2.4 Behavioral tests
The cylinder test, which was used for evaluating forelimb use asymmetry, was performed at the 3rd and 7th weeks after the operation (test 1 and test 2, respectively). The rats were put into a transparent plexiglass cylinder (20 × 30 cm), and a mirror was placed behind the cylinder [15]. The rats were observed for 5 minutes, and the number of times the rat forelimbs contacted the cylinder wall was recorded. The final data were calculated by the equation [(ipsilateral (right) forepaw + 0.5 both paws) / (ipsilateral paw (right) + contralateral paw (left) + both paws)] * 100% [15].

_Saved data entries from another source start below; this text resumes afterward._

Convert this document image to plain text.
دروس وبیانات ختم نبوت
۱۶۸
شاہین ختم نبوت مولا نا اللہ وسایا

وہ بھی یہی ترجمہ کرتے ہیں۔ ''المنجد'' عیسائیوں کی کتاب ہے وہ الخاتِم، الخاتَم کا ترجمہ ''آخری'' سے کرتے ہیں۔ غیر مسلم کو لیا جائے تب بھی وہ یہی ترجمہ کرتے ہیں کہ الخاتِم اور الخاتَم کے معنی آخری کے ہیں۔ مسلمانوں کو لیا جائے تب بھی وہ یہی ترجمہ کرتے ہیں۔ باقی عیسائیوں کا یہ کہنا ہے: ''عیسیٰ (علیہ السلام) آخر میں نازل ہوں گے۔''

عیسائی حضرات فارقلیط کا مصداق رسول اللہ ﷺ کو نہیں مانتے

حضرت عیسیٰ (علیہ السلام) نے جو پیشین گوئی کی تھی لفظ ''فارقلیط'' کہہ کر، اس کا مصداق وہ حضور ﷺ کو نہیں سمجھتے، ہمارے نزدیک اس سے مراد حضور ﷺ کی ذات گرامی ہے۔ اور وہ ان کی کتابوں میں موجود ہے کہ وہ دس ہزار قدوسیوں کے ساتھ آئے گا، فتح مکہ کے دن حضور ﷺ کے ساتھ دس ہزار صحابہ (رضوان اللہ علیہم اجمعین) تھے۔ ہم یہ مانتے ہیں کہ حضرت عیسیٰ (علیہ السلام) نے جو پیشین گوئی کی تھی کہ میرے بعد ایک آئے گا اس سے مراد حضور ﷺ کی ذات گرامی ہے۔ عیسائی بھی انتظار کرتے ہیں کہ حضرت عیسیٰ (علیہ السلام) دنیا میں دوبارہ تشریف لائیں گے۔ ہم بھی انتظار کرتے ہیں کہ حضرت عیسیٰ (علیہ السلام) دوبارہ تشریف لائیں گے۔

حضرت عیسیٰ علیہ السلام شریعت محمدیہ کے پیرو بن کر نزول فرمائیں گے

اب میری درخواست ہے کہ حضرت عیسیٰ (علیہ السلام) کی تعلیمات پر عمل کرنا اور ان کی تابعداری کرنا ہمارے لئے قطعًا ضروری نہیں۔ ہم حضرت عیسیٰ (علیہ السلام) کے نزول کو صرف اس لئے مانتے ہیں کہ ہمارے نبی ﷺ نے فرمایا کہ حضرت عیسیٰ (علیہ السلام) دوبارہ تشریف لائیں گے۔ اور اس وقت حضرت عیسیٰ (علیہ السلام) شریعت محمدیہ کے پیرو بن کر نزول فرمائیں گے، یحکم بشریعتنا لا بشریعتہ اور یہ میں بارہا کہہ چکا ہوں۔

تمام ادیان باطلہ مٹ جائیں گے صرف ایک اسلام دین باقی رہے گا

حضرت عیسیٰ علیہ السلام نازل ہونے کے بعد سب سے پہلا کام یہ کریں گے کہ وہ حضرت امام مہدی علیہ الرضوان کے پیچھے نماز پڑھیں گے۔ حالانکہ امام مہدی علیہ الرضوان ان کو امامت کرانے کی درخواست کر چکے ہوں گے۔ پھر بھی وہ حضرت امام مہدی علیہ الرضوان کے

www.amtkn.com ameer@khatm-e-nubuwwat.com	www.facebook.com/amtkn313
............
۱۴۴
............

2.5 Immunohistochemistry staining
Glial fibrillary acidic protein (GFAP) and Ionized calcium-binding adapter molecule 1(Iba-1) are generally used as markers of glial cells (astrocytes and microglia). One day after the second behavioral test, 5 rats from each group were selected randomly for immunohistochemistry staining. The anaesthetized animals were intracardially perfused with 0.9% normal saline and 4% paraformaldehyde(Solarbio, China). The rat brains were rapidly dissected out and immersed in paraformaldehyde at 4 °C. After dehydration and clearing, the tissues were embedded in paraffin and then cut into 5-μm coronal slices. Then, the slices were deparaffinized and hydrated. Afterwards, the slices were unmasked in 0.01 M citric acid buffer and incubated with 3% hydrogen peroxide in the dark followed by primary antibodies (anti-GFAP 1:1000, Abcam; anti-Iba-1 1:1000, Wako, Japan; anti- tyrosine hydroxylase (TH) 1:1000, Millipore, USA) overnight at 4°C. The corresponding secondary antibodies were then added, followed by staining with diaminobenzidine (DAB) until the staining was deemed satisfactory. Hematoxylin staining of the nuclei was carried out, followed by graded ethanol dehydration and fixation in transparent neutral gum. Images were obtained with an Olympus BX53 microscope. ImageJ software was used to analyse positively stained areas.
2.6 Western blot analysis
Rat striatum and SN tissues were lysed in RIPA lysis buffer (Applygen, China) containing protease inhibitor and phosphatase inhibitor (Solarbio) on ice. Protein concentrations in the striatum and SN were determined using a BCA assay (Thermo Fisher Scientific, USA). Protein samples were separated by 10% SDS-PAGE and then transferred to PVDF membranes(Millipore) at 320 mA for 1 h. The membranes were blocked with 5% skim milk for 2 h. The samples were then incubated with the corresponding primary antibodies (anti-HMGB1 1:10000, Abcam, UK; anti-β-actin 1:4000, Proteintech, China; anti-TLR4 1:1000, Santa Cruz, USA; anti- TH 1:1000, Millipore) overnight at 4°C. The next day, the membranes were incubated with the corresponding secondary antibodies (1:10,000,Kerui Biotechnology, China) for 1 h after washing. A chemiluminescence (ECL) reagent (Millipore) were added to visualize the bands after washing. The optical densities of the bands were calculated using ImageJ software.
2.7 Statistics
Statistical analysis was carried out using statistical software (GraphPad Prism 8, GraphPad Software Inc., USA). The apomorphine-induced rotational test of the 6-OHDA group and the 6-OHDA+rTMS group was analysed by t test. The comparisons of other results were analysed by analysis of variance (ANOVA) followed by Sidak's or Tukey's post hoc comparisons. Statistical differences were considered when P < 0.05.